9. In a coating device, the combination comprising:

a doctor element having a contact edge;

a rotary counter roll carrying thereon a material web to be coated;

means defining a coating mixture chamber with a discharge opening;

said doctor element, counter roll and discharge opening of said chamber cooperating to define a pressurized coating space, said discharge opening communicating between said coating mixture chamber and said coating space, said coating space; and

a flow guide device fixed within the coating space and generally extending longitudinally along said rotary counter roll and transversely across said coating space, said flow guide device being hollow and having outside walls containing evenly distributed holes for sucking off gases which have penetrated the coating mixture or for introducing coating mixture into the coating space;

said flow guide device having a leading portion gradually tapering toward said counter roll, which flow guide leading portion and counter roll cooperate to define a gap therebetween, wherein the smallest width of said gap has a value considerably smaller than the value deriving from the formula v/10³ where v represents the web velocity in meters/ second, which gap is adjacent to said doctor element contact edge;

said flow guide device spaced from said mixture chamber discharge opening, counter roll and doctor element to define a channel for the flow of the coating mixture in one direction around said guide device and through said gap.

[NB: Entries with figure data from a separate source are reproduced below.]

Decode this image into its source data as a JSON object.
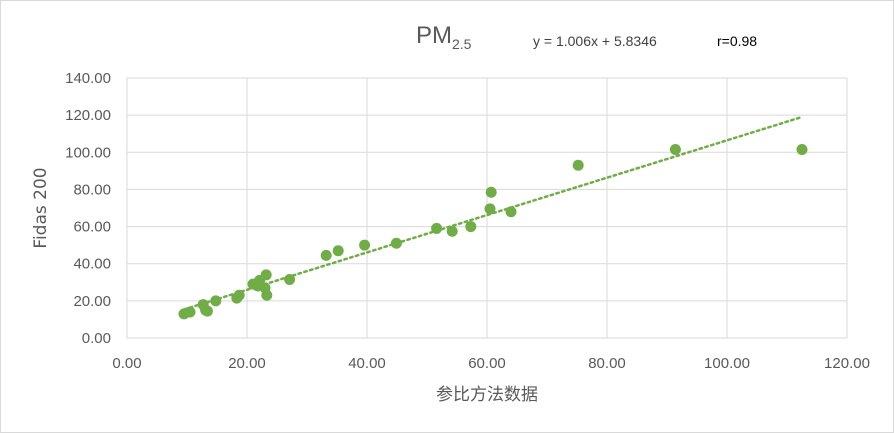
{
  "chart_data": {
    "type": "scatter",
    "title_main": "PM",
    "title_sub": "2.5",
    "equation": "y = 1.006x + 5.8346",
    "r_label": "r=0.98",
    "xlabel": "参比方法数据",
    "ylabel": "Fidas 200",
    "xlim": [
      0,
      120
    ],
    "ylim": [
      0,
      140
    ],
    "x_ticks": [
      "0.00",
      "20.00",
      "40.00",
      "60.00",
      "80.00",
      "100.00",
      "120.00"
    ],
    "y_ticks": [
      "0.00",
      "20.00",
      "40.00",
      "60.00",
      "80.00",
      "100.00",
      "120.00",
      "140.00"
    ],
    "grid": true,
    "colors": {
      "point": "#70ad47",
      "trend": "#70ad47",
      "grid": "#d9d9d9"
    },
    "trendline": {
      "slope": 1.006,
      "intercept": 5.8346,
      "x_range": [
        9.5,
        112.5
      ],
      "style": "dotted"
    },
    "points": [
      {
        "x": 9.5,
        "y": 13
      },
      {
        "x": 10.5,
        "y": 14
      },
      {
        "x": 12.7,
        "y": 18
      },
      {
        "x": 13.1,
        "y": 15
      },
      {
        "x": 13.4,
        "y": 14.5
      },
      {
        "x": 14.8,
        "y": 20
      },
      {
        "x": 18.3,
        "y": 21.5
      },
      {
        "x": 18.7,
        "y": 23
      },
      {
        "x": 21,
        "y": 29
      },
      {
        "x": 21.8,
        "y": 28
      },
      {
        "x": 22.1,
        "y": 31
      },
      {
        "x": 23,
        "y": 27
      },
      {
        "x": 23.2,
        "y": 34
      },
      {
        "x": 23.3,
        "y": 23
      },
      {
        "x": 27.1,
        "y": 31.5
      },
      {
        "x": 33.2,
        "y": 44.5
      },
      {
        "x": 35.2,
        "y": 47
      },
      {
        "x": 39.6,
        "y": 50
      },
      {
        "x": 44.9,
        "y": 51
      },
      {
        "x": 51.6,
        "y": 59
      },
      {
        "x": 54.2,
        "y": 57.5
      },
      {
        "x": 57.3,
        "y": 60
      },
      {
        "x": 60.5,
        "y": 69.5
      },
      {
        "x": 60.7,
        "y": 78.5
      },
      {
        "x": 64,
        "y": 68
      },
      {
        "x": 75.2,
        "y": 93
      },
      {
        "x": 91.4,
        "y": 101.5
      },
      {
        "x": 112.5,
        "y": 101.5
      }
    ]
  }
}
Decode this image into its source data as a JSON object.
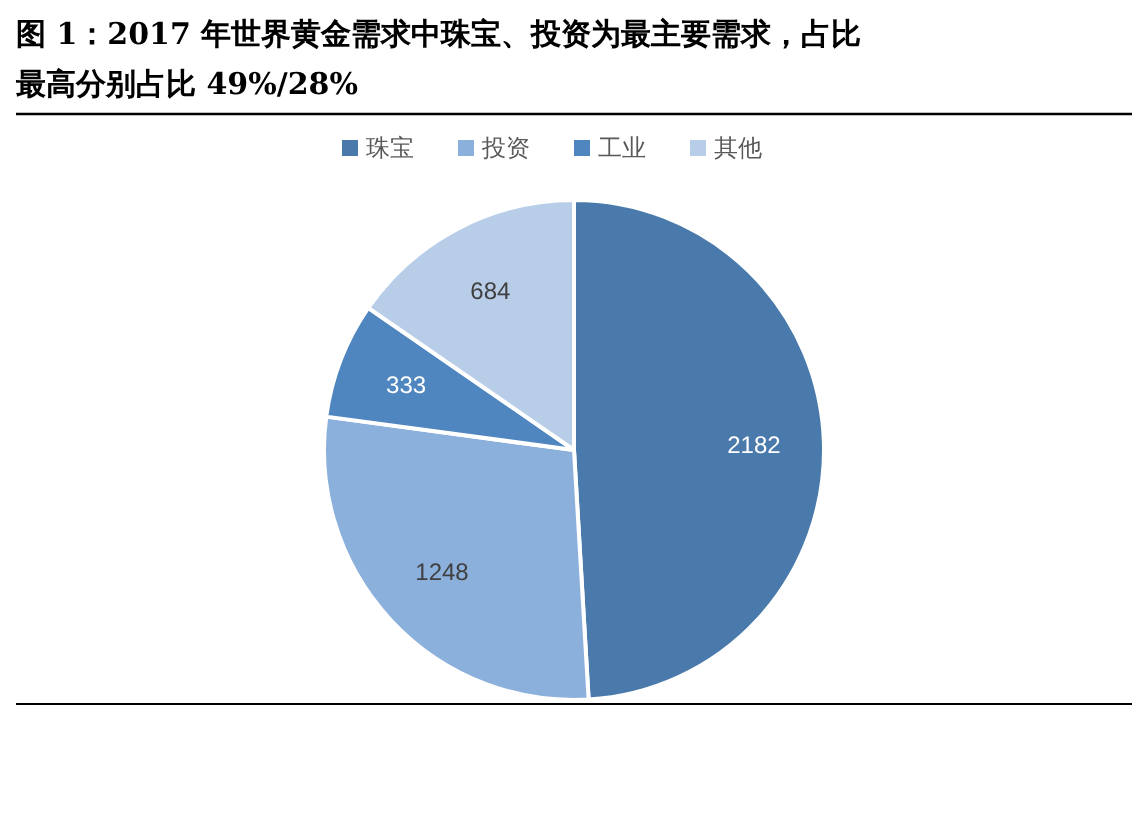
{
  "chart_data": {
    "type": "pie",
    "title": "图 1：2017 年世界黄金需求中珠宝、投资为最主要需求，占比最高分别占比 49%/28%",
    "categories": [
      "珠宝",
      "投资",
      "工业",
      "其他"
    ],
    "values": [
      2182,
      1248,
      333,
      684
    ],
    "colors": [
      "#4a7aab",
      "#8cb0dc",
      "#4f86c0",
      "#b8cde8"
    ],
    "data_labels": true,
    "legend": "top"
  }
}
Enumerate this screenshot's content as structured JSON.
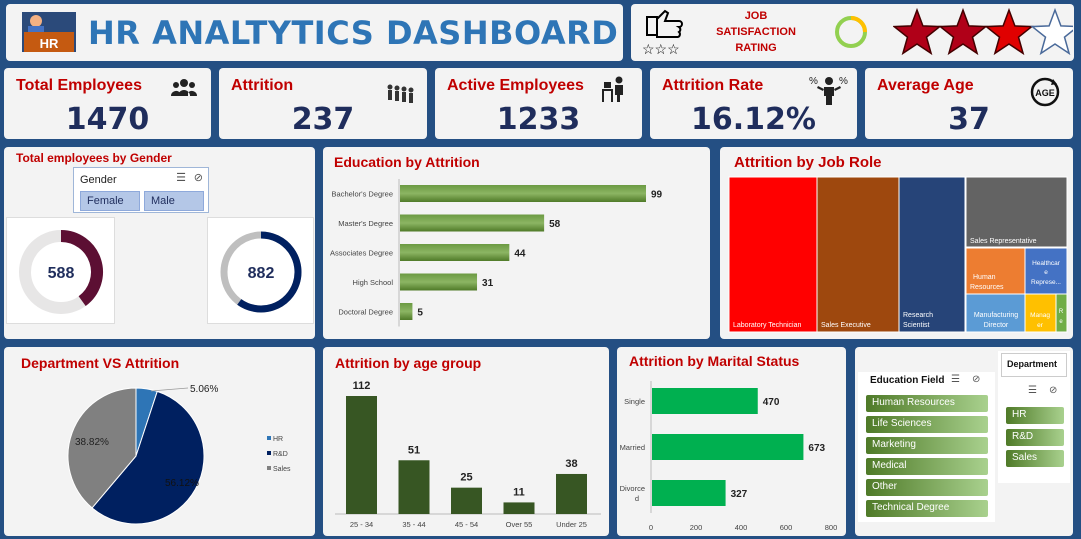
{
  "header": {
    "logo_text": "HR",
    "title": "HR ANALTYTICS DASHBOARD"
  },
  "satisfaction": {
    "line1": "JOB",
    "line2": "SATISFACTION",
    "line3": "RATING",
    "stars_total": 4,
    "stars_filled": 3
  },
  "kpis": [
    {
      "label": "Total Employees",
      "value": "1470",
      "icon": "people-group-icon"
    },
    {
      "label": "Attrition",
      "value": "237",
      "icon": "people-leaving-icon"
    },
    {
      "label": "Active Employees",
      "value": "1233",
      "icon": "desk-worker-icon"
    },
    {
      "label": "Attrition Rate",
      "value": "16.12%",
      "icon": "percent-person-icon"
    },
    {
      "label": "Average Age",
      "value": "37",
      "icon": "age-cycle-icon"
    }
  ],
  "gender": {
    "title": "Total employees by Gender",
    "slicer_label": "Gender",
    "options": [
      "Female",
      "Male"
    ],
    "female_value": "588",
    "male_value": "882"
  },
  "colors": {
    "bar_green": "#548235",
    "dark_green": "#375623",
    "bright_green": "#00b050",
    "navy": "#002060",
    "maroon": "#5c0f33",
    "red": "#c00000"
  },
  "education_fields": {
    "title": "Education Field",
    "items": [
      "Human Resources",
      "Life Sciences",
      "Marketing",
      "Medical",
      "Other",
      "Technical Degree"
    ]
  },
  "department_slicer": {
    "title": "Department",
    "items": [
      "HR",
      "R&D",
      "Sales"
    ]
  },
  "chart_data": [
    {
      "id": "education",
      "type": "bar",
      "orientation": "horizontal",
      "title": "Education by Attrition",
      "categories": [
        "Bachelor's Degree",
        "Master's Degree",
        "Associates Degree",
        "High School",
        "Doctoral Degree"
      ],
      "values": [
        99,
        58,
        44,
        31,
        5
      ]
    },
    {
      "id": "jobrole",
      "type": "treemap",
      "title": "Attrition by Job Role",
      "categories": [
        "Laboratory Technician",
        "Sales Executive",
        "Research Scientist",
        "Sales Representative",
        "Human Resources",
        "Healthcare Represe...",
        "Manufacturing Director",
        "Manag er",
        "R e"
      ],
      "colors": [
        "#ff0000",
        "#9e480e",
        "#264478",
        "#636363",
        "#ed7d31",
        "#4472c4",
        "#5b9bd5",
        "#ffc000",
        "#70ad47"
      ]
    },
    {
      "id": "department",
      "type": "pie",
      "title": "Department VS Attrition",
      "categories": [
        "HR",
        "R&D",
        "Sales"
      ],
      "values": [
        5.06,
        56.12,
        38.82
      ],
      "labels": [
        "5.06%",
        "56.12%",
        "38.82%"
      ],
      "colors": [
        "#2e75b6",
        "#002060",
        "#808080"
      ],
      "legend": "right"
    },
    {
      "id": "age",
      "type": "bar",
      "title": "Attrition by age group",
      "categories": [
        "25 - 34",
        "35 - 44",
        "45 - 54",
        "Over 55",
        "Under 25"
      ],
      "values": [
        112,
        51,
        25,
        11,
        38
      ]
    },
    {
      "id": "marital",
      "type": "bar",
      "orientation": "horizontal",
      "title": "Attrition by Marital Status",
      "categories": [
        "Single",
        "Married",
        "Divorced"
      ],
      "values": [
        470,
        673,
        327
      ],
      "xticks": [
        "0",
        "200",
        "400",
        "600",
        "800"
      ],
      "xlim": [
        0,
        800
      ]
    }
  ]
}
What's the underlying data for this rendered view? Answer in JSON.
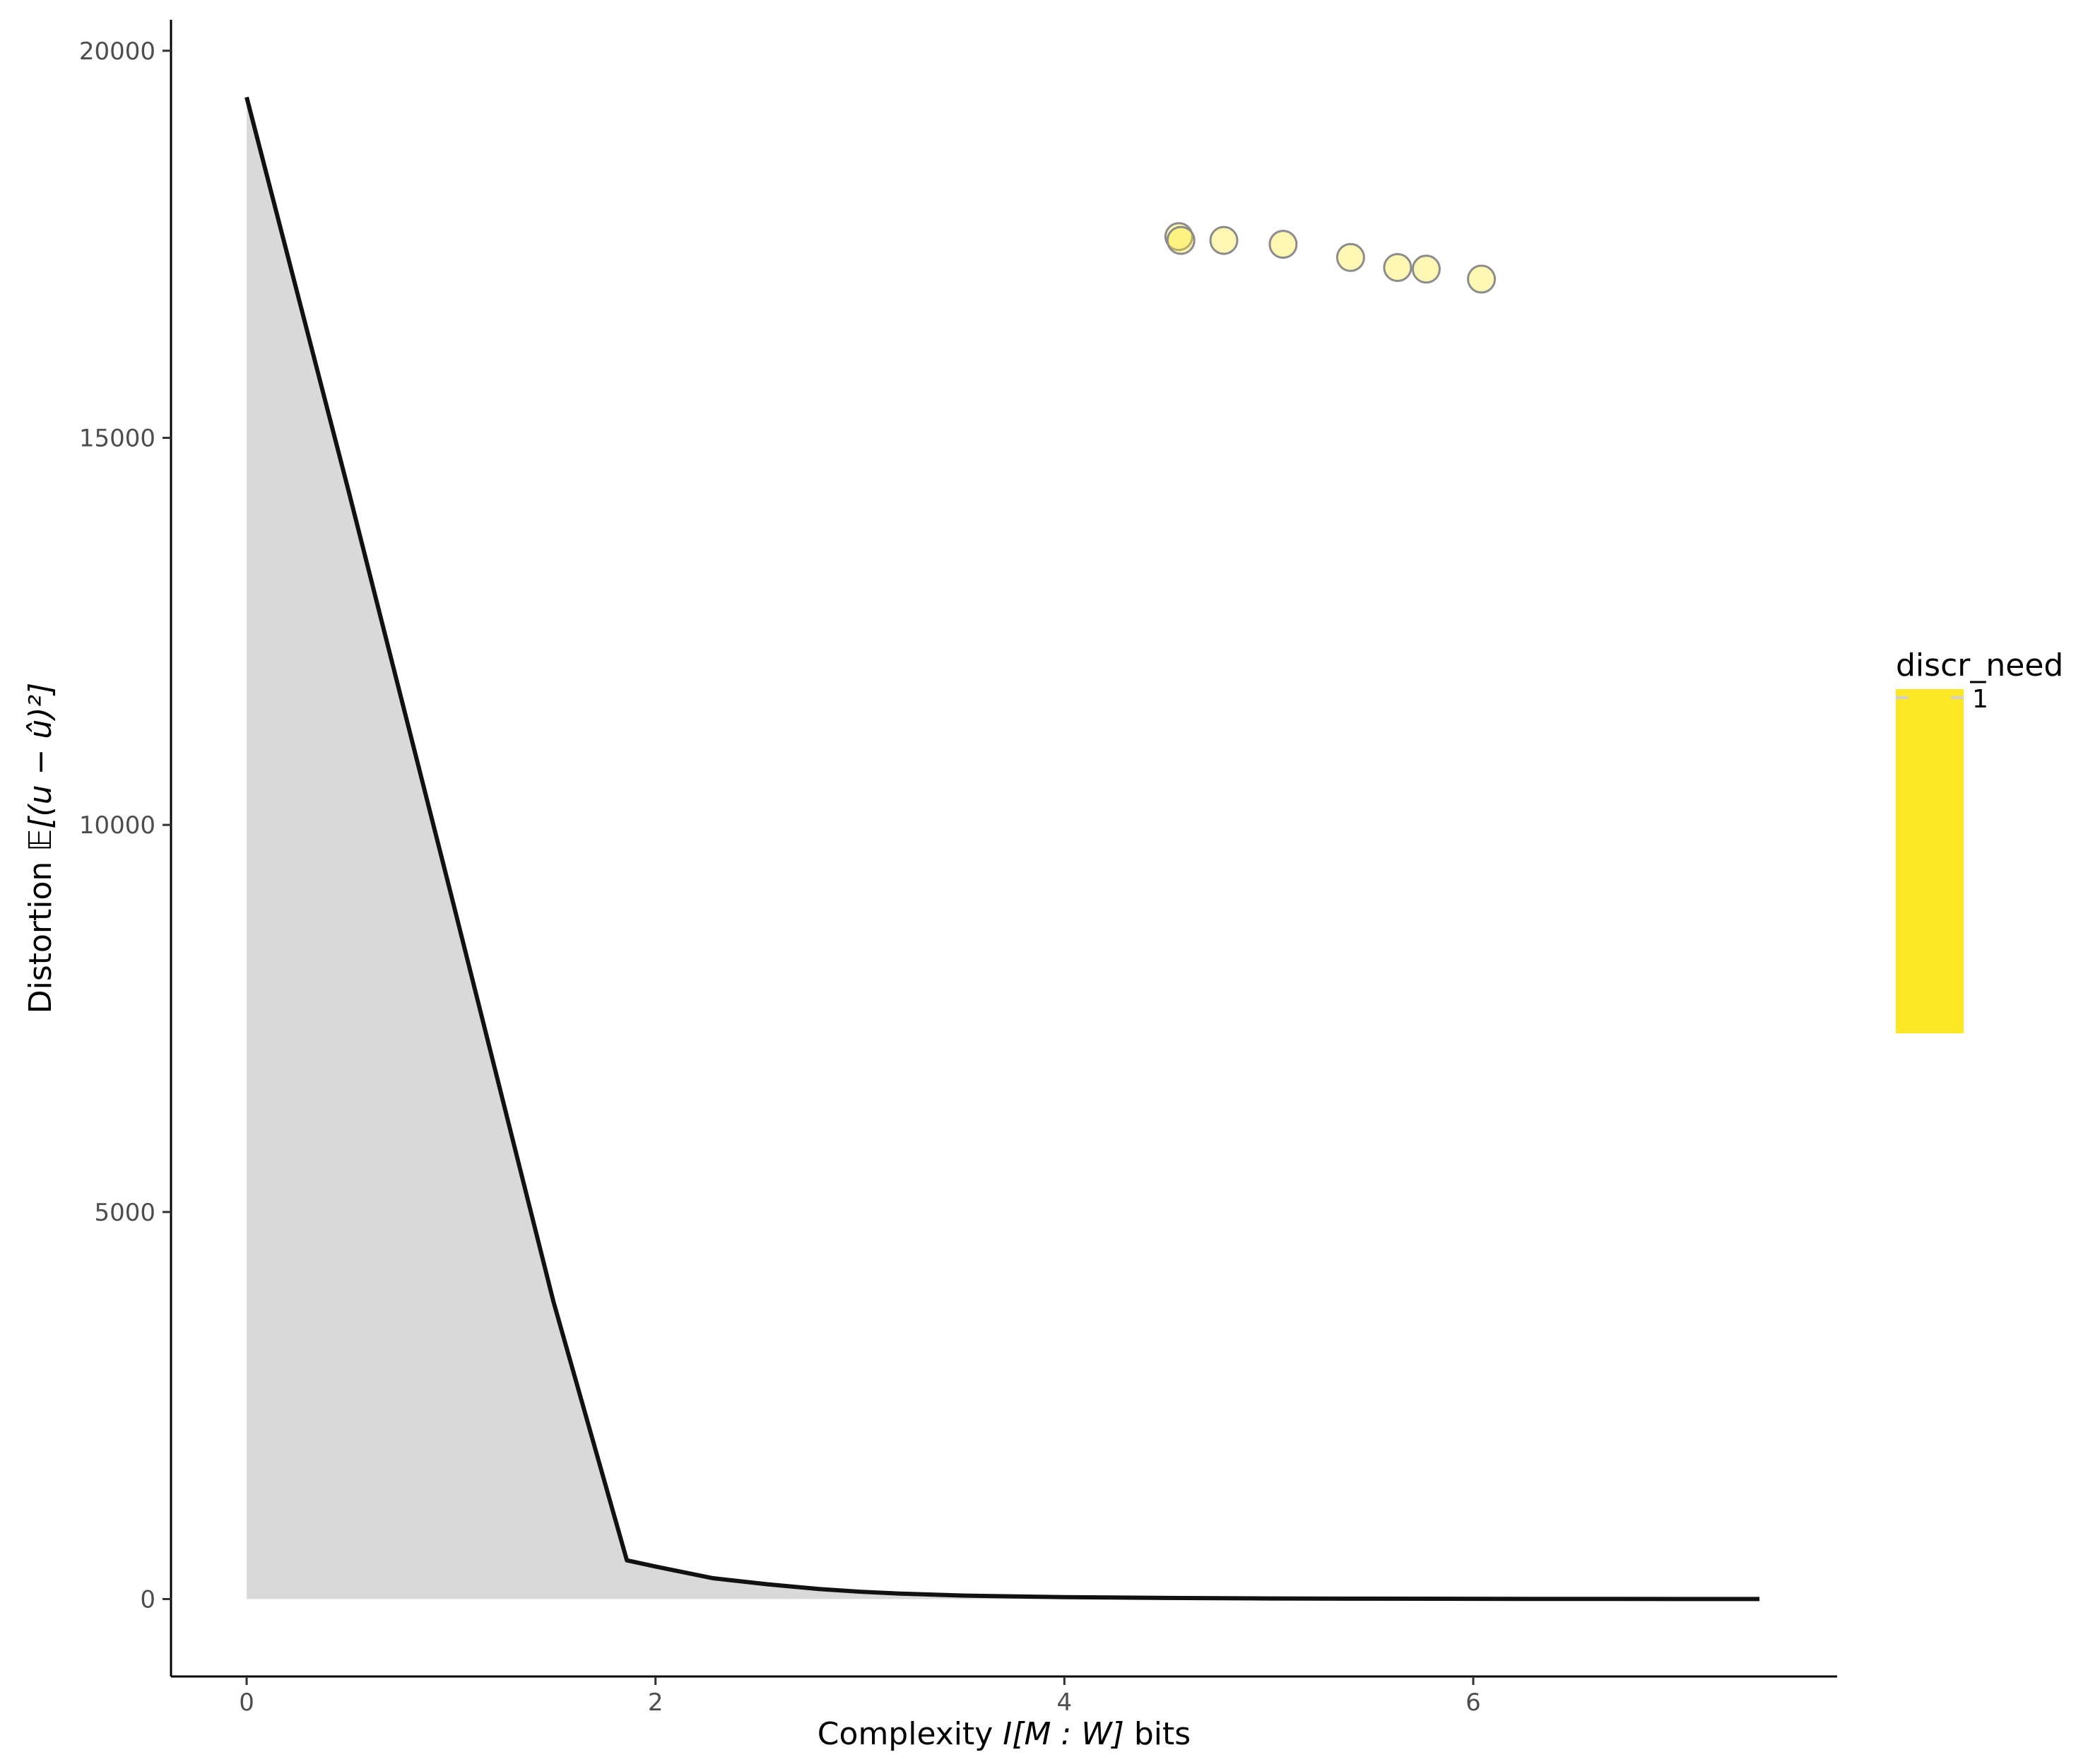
{
  "chart_data": {
    "type": "line",
    "title": "",
    "xlabel": {
      "prefix": "Complexity ",
      "math": "I[M : W]",
      "suffix": " bits"
    },
    "ylabel": {
      "prefix": "Distortion ",
      "math": "𝔼[(u − û)²]"
    },
    "xlim": [
      -0.37,
      7.78
    ],
    "ylim": [
      -1000,
      20400
    ],
    "x_ticks": [
      0,
      2,
      4,
      6
    ],
    "y_ticks": [
      0,
      5000,
      10000,
      15000,
      20000
    ],
    "grid": false,
    "curve": {
      "color": "#111111",
      "fill": "#d9d9d9",
      "x": [
        0,
        0.5,
        1.0,
        1.5,
        1.86,
        2.0,
        2.28,
        2.55,
        2.8,
        3.0,
        3.2,
        3.5,
        4.0,
        4.5,
        5.0,
        5.5,
        6.0,
        6.5,
        7.0,
        7.4
      ],
      "y": [
        19400,
        14300,
        9100,
        3850,
        500,
        420,
        270,
        190,
        130,
        95,
        70,
        45,
        25,
        14,
        8,
        5,
        3,
        2,
        1,
        1
      ]
    },
    "points": {
      "color": "#fde725",
      "stroke": "#8c8c8c",
      "x": [
        4.56,
        4.57,
        4.78,
        5.07,
        5.4,
        5.63,
        5.77,
        6.04
      ],
      "y": [
        17600,
        17550,
        17550,
        17500,
        17330,
        17200,
        17180,
        17050
      ]
    },
    "legend": {
      "title": "discr_need",
      "label": "1",
      "color": "#fde725",
      "placement": "right"
    }
  }
}
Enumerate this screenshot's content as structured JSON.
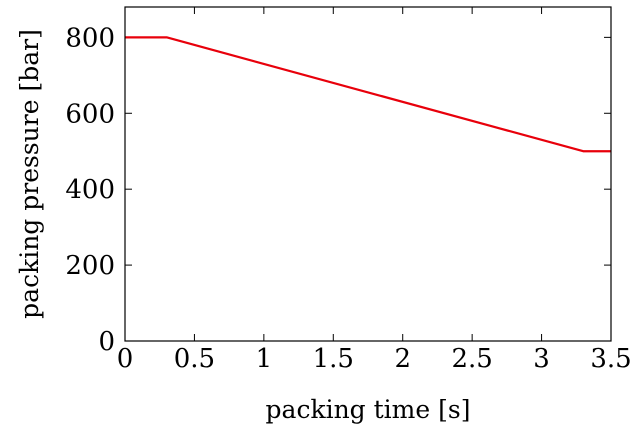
{
  "chart_data": {
    "type": "line",
    "title": "",
    "xlabel": "packing time [s]",
    "ylabel": "packing pressure [bar]",
    "xlim": [
      0,
      3.5
    ],
    "ylim": [
      0,
      880
    ],
    "x_ticks": [
      0,
      0.5,
      1,
      1.5,
      2,
      2.5,
      3,
      3.5
    ],
    "x_tick_labels": [
      "0",
      "0.5",
      "1",
      "1.5",
      "2",
      "2.5",
      "3",
      "3.5"
    ],
    "y_ticks": [
      0,
      200,
      400,
      600,
      800
    ],
    "y_tick_labels": [
      "0",
      "200",
      "400",
      "600",
      "800"
    ],
    "grid": false,
    "series": [
      {
        "color": "#e8000b",
        "x": [
          0,
          0.3,
          3.3,
          3.5
        ],
        "y": [
          800,
          800,
          500,
          500
        ]
      }
    ]
  }
}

10. In a coating device, the combination comprising:

a doctor element having a contact edge;

a hold-down element for the doctor element;

a rotary counter roll carrying thereon a material web to be coated;

means defining a coating mixture chamber with a discharge opening;

a doctor element support for supporting said doctor element, which support is connected to said means defining said coating mixture chamber;

a virtual swivel axis for said doctor element support, which swivel axis is arranged near said contact line;

said doctor element, counter roll and discharge opening of said chamber cooperating to define a pressurized coating space, said discharge opening communicating between said coating mixture chamber and said coating space, said discharge opening providing flow of coating mixture into said coating space; and

a flow guide device fixed within the coating space and generally extending longitudinally along said rotary counter roll and transversely across said coating space,

said flow guide device connected to said doctor element support, which guide device includes a curved surface facing the counter roll near the contact edge of the doctor element, said curved surface having a radius of curvature with a center, which center is located on the swivel axis of the doctor element support;

said flow guide device having a leading portion gradually tapering toward said counter roll, which flow guide leading portion and counter roll cooperate to define a gap therebetween, wherein the smallest width of said gap has a value considerably smaller than the value deriving from the formula v/10³ where v represents the web velocity in meters/ second, which gap is adjacent to said doctor element contact edge;

said flow guide device spaced from said mixture chamber discharge opening, counter roll and doctor element to define a channel for the flow of the coating mixture in one direction around said guide device and through said gap.